When that inevitable question comes, University High linebacker Micah Davey has the perfect response.

“I chase quarterbacks,” the son of former LSU quarterback Rohan Davey said. “My job on the field is to be physical and hit people. My dad always tells me to take my own path.”

At 6-foot-2, 240 pounds, the 16-year-old Davey has a frame that is comparable in size to his father. Whether his game is a hit with recruiters is just one intriguing question as he prepares for his senior season.

Davey had a team-high 132 tackles as a first-year starter for a U-High team that advanced to the Division II select semifinals a year ago. He now weighs 20 pounds more and retained the speed that allowed him to play sideline to sideline in 2019.

No spring practice because of the COVID-19 pandemic and no camps hosted by either colleges and few recruiting combines offer a new wrinkle no one anticipated.

To date, Davey holds offers from Prairie View and Louisiana College. Rather than panic, Davey is content to prepare for the season and whatever comes next.

“Last year was his best year in every way at U-High and I expect that to continue. I think that as he matured in the last year, a switch got turned on,” U-High coach Andy Martin said. “He improved athletically and academically. We also see him becoming a leader.

"Micah has a rapport with a lot of guys on the team and can be a jokester. But he also knows when to be serious and we’re seeing that side of him more.”

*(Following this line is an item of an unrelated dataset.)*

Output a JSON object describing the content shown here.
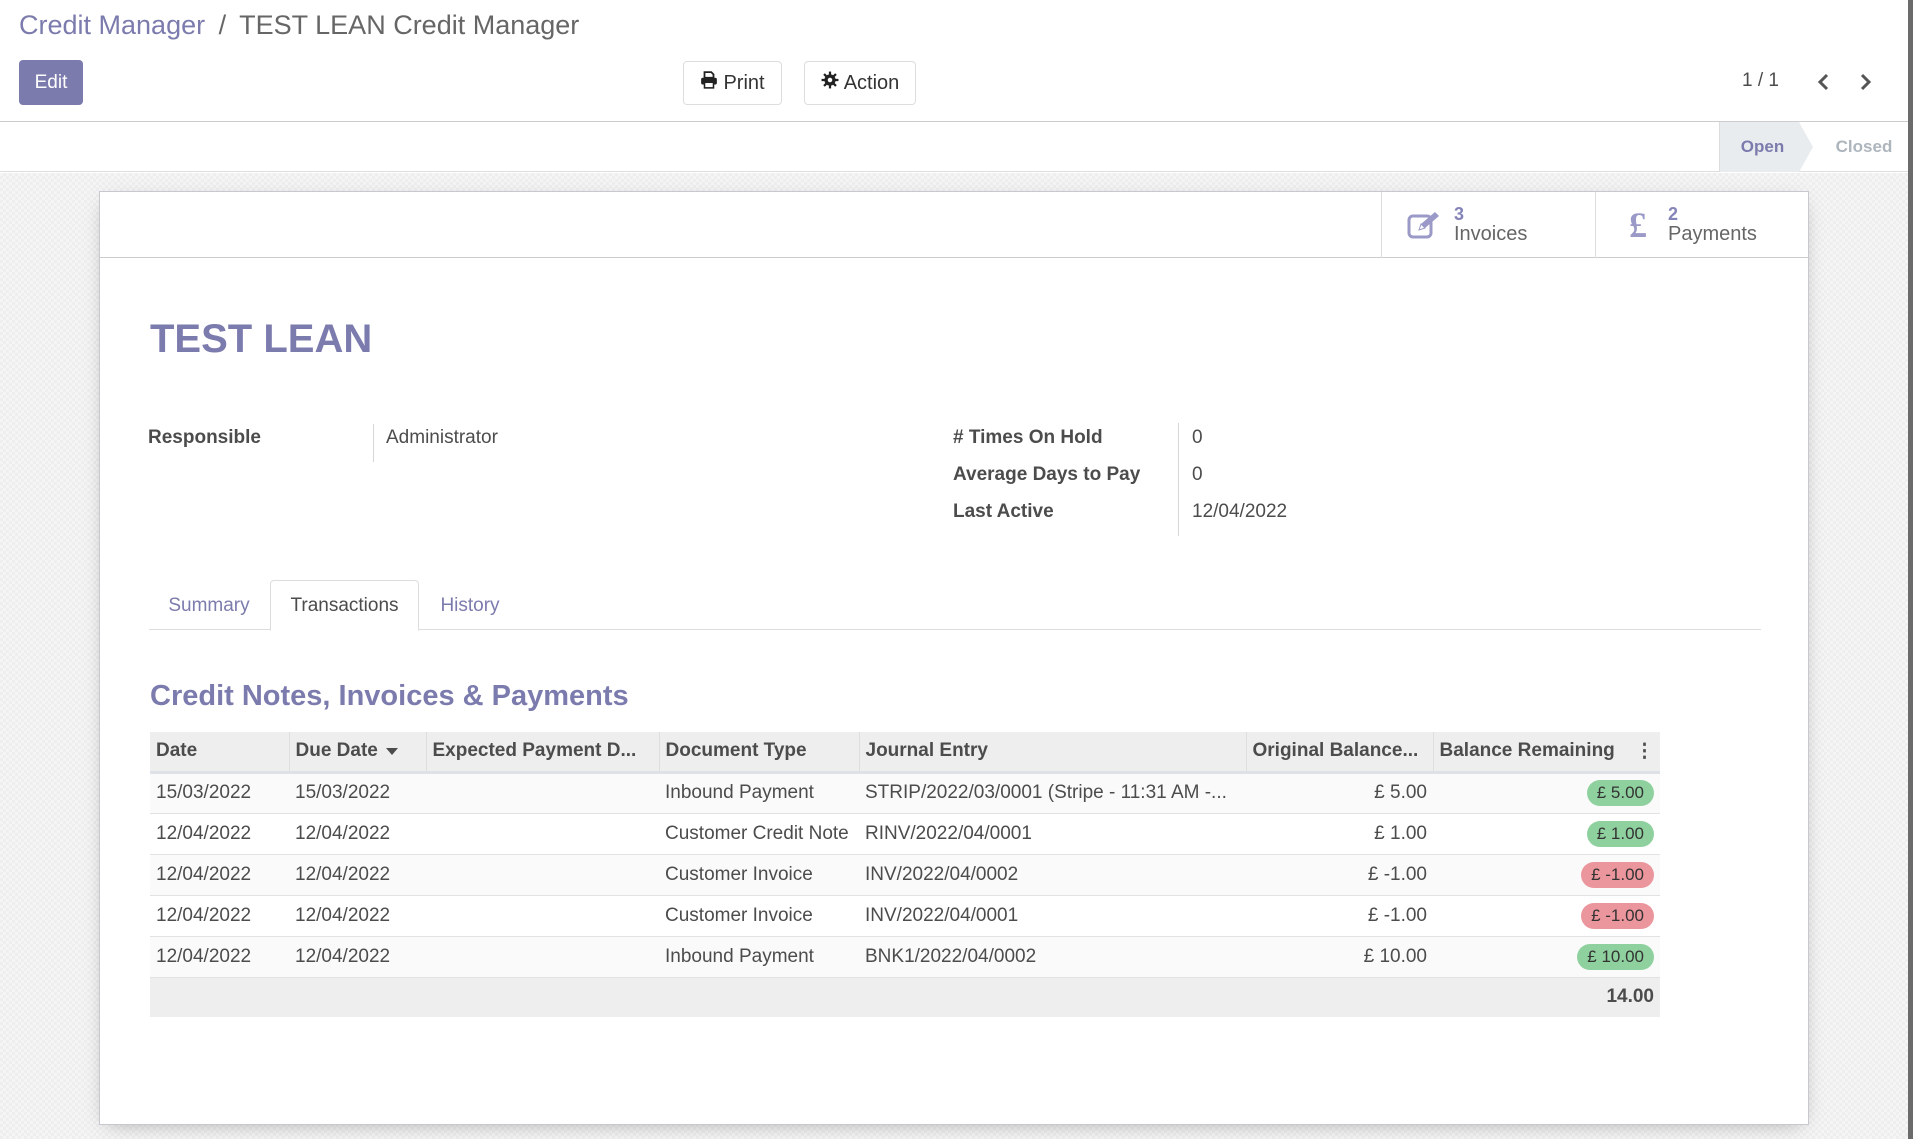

Davey has learned about patience from his father. Rohan Davey works in sales and customer service at a lumber supply business, has a catering business and hopes to one day open a gym that focuses on training football players. The elder Davey’s pride in what his son has done is evident.

“Micah has worked very hard to put himself in a position to be where he is now,” Rohan Davey said. “In the past, he had to go to summer school for classes he messed up in when he was younger. He’s cleaned all that up and is taking summer classes now because he wants to.

“We stress being humble and working hard — things myself, his mother, grandmother and late grandfather all believe in. As far as recruiting goes, it is early. We just started sending out video last week that shows what he can do.”

Father and son both credit two former UHS linebackers, Bryton Constantin of Clemson and SLU baseball player Jacob Burke, for teaching a defensive end-turned-linebacker the ropes. By Week 4 of the 2019 season, Davey was comfortable and confident.

“Physically, Micah is better than he was last year. He is stronger, faster and bigger. He’s got to continue to be a student of the game — just seeing what is in front of him and trusting it,” U-High’s Martin said. “That only comes with experience and repetition.”

Martin credits former LSU players who are now football dads, like Rohan Davey, for allowing the UHS staff to coach. Rohan Davey does take advice of another Cub dad, LSU executive deputy director of athletics Verge Ausberry, an ex-Tiger linebacker, back to his son.

“I never played the position, so it helps to have Verge in my ear at games,” Rohan Davey said. “He tells me things, like the steps to make on a certain play and about reading the offense.”

Micah Davey tries to absorb every bit of information he can, whether it is has to do with football or a sociology class he is now taking. To relax, the guy who loves to hit and be physical enjoys making ceramic bowls — something he picked up in an elective course.

"I think this team is going to amazing," Davey gushes. "I expect us to go a long way."

The Daveys love to go fishing. Whether Micah Davey can hook a big scholarship offer is not a topic for discussion.

“As long as Micah continues to work, it will be fine,” Rohan Davey said. “He’ll end up where he is supposed to be.”